По этим Infoblox, злонамеренные актеры используют репутационные DNS-провайдеры, такие как Hurricane Electric и Cloudflare, для создания DNS-записей, связанных с их фишинговыми атаками. Это приводит к тому, что жертвы не могут вовремя обнаружить источник угрозы, даже если им удается навести порядок в своих системах безопасности.
Методы атак
Злоумышленники сначала получают блок IPv6-адресов через сервисы туннелирования. Затем они создают обратные DNS-хосты с использованием случайных поддоменов, что затрудняет обнаружение их фальшивых записей. Вместо ожидаемых PTR записей хакеры устанавливают A записи, указывающие на их фишинговые сайты.
Фишинговые письма содержат заманчивые предложения — например, о призах или наградах — и используют изображения, которые ссылаются на обратные DNS-записи, такие как "d.d.e.0.6.3.0.0.0.7.4.0.1.0.0.2.ip6.arpa" вместо привычных доменных имен.
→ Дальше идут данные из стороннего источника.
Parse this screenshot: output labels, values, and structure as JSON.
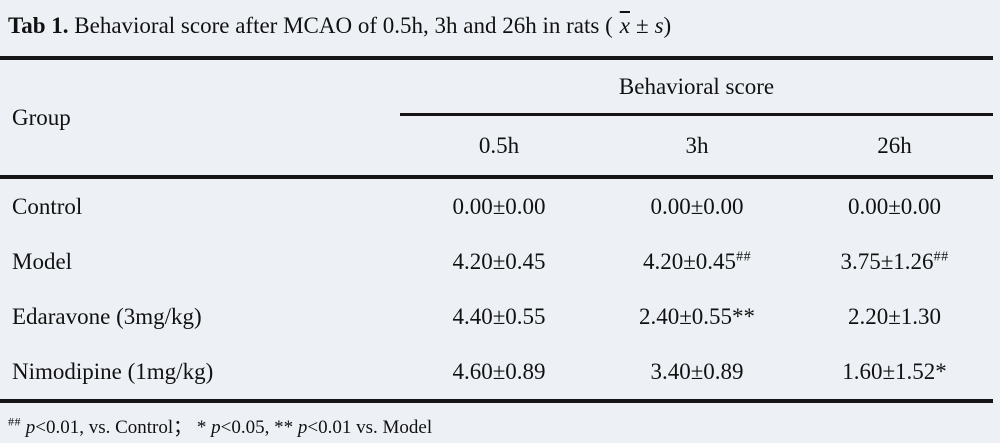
{
  "title": {
    "tag": "Tab 1.",
    "body": "Behavioral score after MCAO of 0.5h, 3h and 26h in rats (",
    "mean": "x",
    "pm": "±",
    "sd": "s",
    "close": ")"
  },
  "table": {
    "group_header": "Group",
    "span_header": "Behavioral score",
    "time_columns": [
      "0.5h",
      "3h",
      "26h"
    ],
    "rows": [
      {
        "group": "Control",
        "values": [
          {
            "text": "0.00±0.00",
            "sup": ""
          },
          {
            "text": "0.00±0.00",
            "sup": ""
          },
          {
            "text": "0.00±0.00",
            "sup": ""
          }
        ]
      },
      {
        "group": "Model",
        "values": [
          {
            "text": "4.20±0.45",
            "sup": ""
          },
          {
            "text": "4.20±0.45",
            "sup": "##"
          },
          {
            "text": "3.75±1.26",
            "sup": "##"
          }
        ]
      },
      {
        "group": "Edaravone (3mg/kg)",
        "values": [
          {
            "text": "4.40±0.55",
            "sup": ""
          },
          {
            "text": "2.40±0.55**",
            "sup": ""
          },
          {
            "text": "2.20±1.30",
            "sup": ""
          }
        ]
      },
      {
        "group": "Nimodipine (1mg/kg)",
        "values": [
          {
            "text": "4.60±0.89",
            "sup": ""
          },
          {
            "text": "3.40±0.89",
            "sup": ""
          },
          {
            "text": "1.60±1.52*",
            "sup": ""
          }
        ]
      }
    ]
  },
  "footnote": {
    "marker": "##",
    "p1_var": "p",
    "p1_text": "<0.01, vs. Control；",
    "star1": "*",
    "p2_var": "p",
    "p2_text": "<0.05,",
    "star2": "**",
    "p3_var": "p",
    "p3_text": "<0.01 vs. Model"
  },
  "colors": {
    "background": "#edf1f5",
    "rule": "#151515",
    "text": "#111111"
  }
}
Это скрывает их истинную природу от жертв.
И что это значит для пользователей
Для IT-специалистов и корпоративных пользователей важно осознавать эти новые техники обхода защиты. Хакеры становятся все более изобретательными и используют менее традиционные методы для атаки на своих жертв. Рекомендуется обновить фильтры безопасности и проводить обучение сотрудников по распознаванию фишинговых угроз.
Что касается будущего, подобные инциденты подчеркивают необходимые изменения в подходе к защите DNS. Корпорации и поставщики услуг должны укрепить свои системы защиты, чтобы не стать жертвой таких хитроумных методов мошенничества.